Dat heeft alles te maken met de marktmacht van die bedrijven: ze verwierven een monopolie in een sector en kunnen bovenmatig hoge prijzen aanrekenen en dus veel winst boeken, die vooral de aandeelhouders ten goede komt. Vier jaar geleden schreef Eeckhout samen met zijn collega Jan De Loecker, toen professor aan Princeton University, een spraakmakende paper over die marktmacht. Wat beide ex-studenten van de KU Leuven ontdekten, was onthutsend en verontrustend: tussen 1950 en 1980 bedroeg de winstmarge van Amerikaanse bedrijven gemiddeld 25 procent, daarna steeg dat tot 54 procent in 2019. Datzelfde patroon zagen ze ook in Europa en Azië. En in zo goed als alle sectoren.
Eeckhout: ‘De winstmarge steeg sinds 1980 gemiddeld tot boven de 50 procent, maar in feite gaat het om een vierhonderdtal bedrijven met zeer veel marktmacht die het uitzonderlijk goed doen en die dat gemiddelde fors omhoog trekken. Bij de meeste bedrijven ligt de winstmarge al tientallen jaren rond de 20 procent.’
Wat is er in de jaren tachtig gebeurd, waardoor die bedrijven hun winstmarges zo konden opdrijven?

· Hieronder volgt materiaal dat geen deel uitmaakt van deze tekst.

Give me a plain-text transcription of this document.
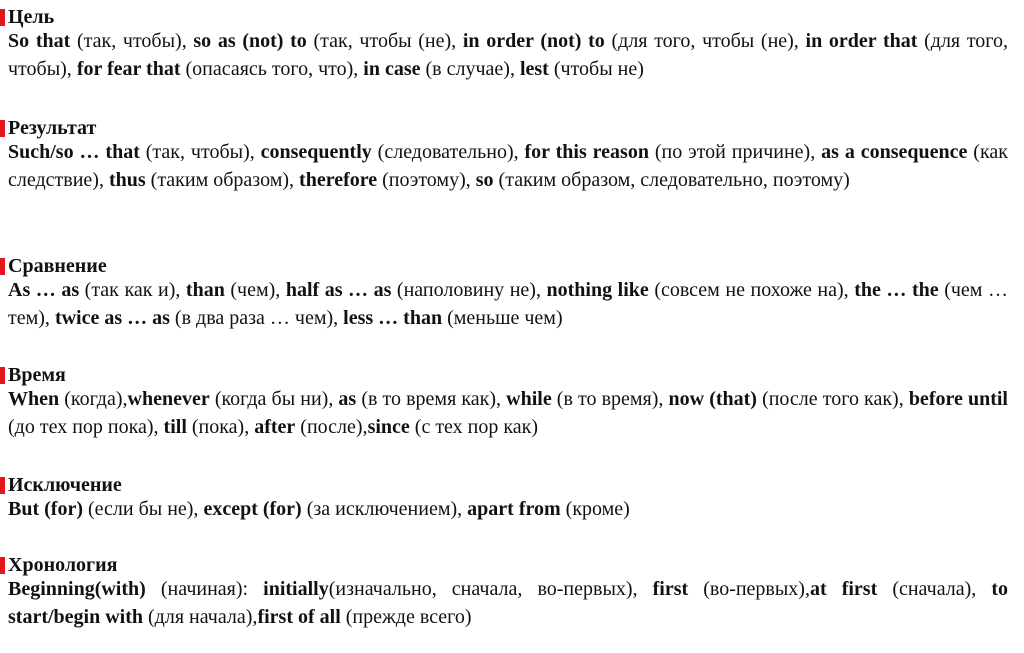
Цель
So that (так, чтобы), so as (not) to (так, чтобы (не), in order (not) to (для того, чтобы (не), in order that (для того, чтобы), for fear that (опасаясь того, что), in case (в случае), lest (чтобы не)
Результат
Such/so … that (так, чтобы), consequently (следовательно), for this reason (по этой причине), as a consequence (как следствие), thus (таким образом), therefore (поэтому), so (таким образом, следовательно, поэтому)
Сравнение
As … as (так как и), than (чем), half as … as (наполовину не), nothing like (совсем не похоже на), the … the (чем … тем), twice as … as (в два раза … чем), less … than (меньше чем)
Время
When (когда),whenever (когда бы ни), as (в то время как), while (в то время), now (that) (после того как), before until (до тех пор пока), till (пока), after (после),since (с тех пор как)
Исключение
But (for) (если бы не), except (for) (за исключением), apart from (кроме)
Хронология
Beginning(with) (начиная): initially(изначально, сначала, во-первых), first (во-первых),at first (сначала), to start/begin with (для начала),first of all (прежде всего)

Jan Eeckhout: Het is de periode dat Ronald Reagan president was in de VS en Margaret Thatcher premier in het Verenigd Koninkrijk. Voorstanders van een vrijemarkteconomie zonder belemmeringen zwaaiden toen de plak. Maar een nog grotere stuwkracht was de snelle technologische verandering, de opkomst van de personal computers, het internet enzovoort. Dankzij de digitalisering krijg je een enorm schaalvoordeel. Bedrijven als Google en Facebook zijn wereldwijd actief en kunnen de kosten breed uitsmeren. Op zich is dat niets nieuws, ook rond 1900 hebben we dat al gezien. De technologische vooruitgang betrof toen aardolie, elektriciteit en spoorwegen en ook toen kreeg je enorm dominante bedrijven en schatrijke individuen, zoals J.P. Morgan en John Rockefeller. Vandaag heten ze Mark Zuckerberg en Bill Gates.

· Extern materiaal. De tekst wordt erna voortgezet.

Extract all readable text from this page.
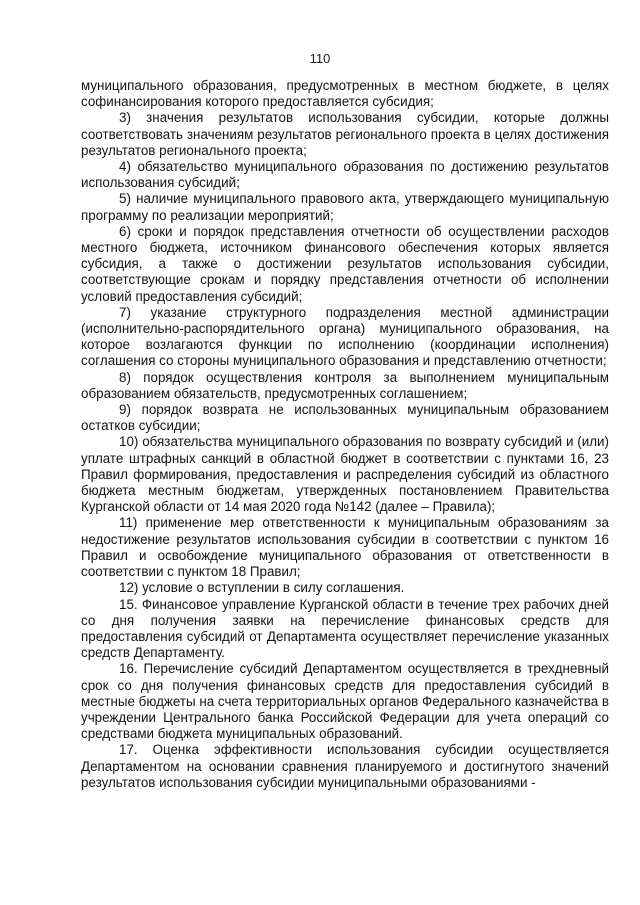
110

муниципального образования, предусмотренных в местном бюджете, в целях софинансирования которого предоставляется субсидия;

3) значения результатов использования субсидии, которые должны соответствовать значениям результатов регионального проекта в целях достижения результатов регионального проекта;

4) обязательство муниципального образования по достижению результатов использования субсидий;

5) наличие муниципального правового акта, утверждающего муниципальную программу по реализации мероприятий;

6) сроки и порядок представления отчетности об осуществлении расходов местного бюджета, источником финансового обеспечения которых является субсидия, а также о достижении результатов использования субсидии, соответствующие срокам и порядку представления отчетности об исполнении условий предоставления субсидий;

7) указание структурного подразделения местной администрации (исполнительно-распорядительного органа) муниципального образования, на которое возлагаются функции по исполнению (координации исполнения) соглашения со стороны муниципального образования и представлению отчетности;

8) порядок осуществления контроля за выполнением муниципальным образованием обязательств, предусмотренных соглашением;

9) порядок возврата не использованных муниципальным образованием остатков субсидии;

10) обязательства муниципального образования по возврату субсидий и (или) уплате штрафных санкций в областной бюджет в соответствии с пунктами 16, 23 Правил формирования, предоставления и распределения субсидий из областного бюджета местным бюджетам, утвержденных постановлением Правительства Курганской области от 14 мая 2020 года №142 (далее – Правила);

11) применение мер ответственности к муниципальным образованиям за недостижение результатов использования субсидии в соответствии с пунктом 16 Правил и освобождение муниципального образования от ответственности в соответствии с пунктом 18 Правил;

12) условие о вступлении в силу соглашения.

15. Финансовое управление Курганской области в течение трех рабочих дней со дня получения заявки на перечисление финансовых средств для предоставления субсидий от Департамента осуществляет перечисление указанных средств Департаменту.

16. Перечисление субсидий Департаментом осуществляется в трехдневный срок со дня получения финансовых средств для предоставления субсидий в местные бюджеты на счета территориальных органов Федерального казначейства в учреждении Центрального банка Российской Федерации для учета операций со средствами бюджета муниципальных образований.

17. Оценка эффективности использования субсидии осуществляется Департаментом на основании сравнения планируемого и достигнутого значений результатов использования субсидии муниципальными образованиями -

Technologische vooruitgang is dus niet altijd een zegen?
Eeckhout: Technologische vooruitgang is tegelijkertijd de held en de slechterik in de film over de economische ontwikkeling. Met onze smartphone kunnen we zaken doen die we enkele jaren geleden nog niet voor mogelijk hielden. Technologische vernieuwing zorgt voor een grote vooruitgang, voor economische groei en een betere kwaliteit van het leven. Maar het creëert ook ongelijkheid tussen de bedrijven. Het komt er als bedrijf op aan om als eerste de markt in te palmen, zodat concurrenten er geen kans meer maken en vervolgens hoge winstmarges aan te rekenen. Het is een verhaal van the winner takes it all.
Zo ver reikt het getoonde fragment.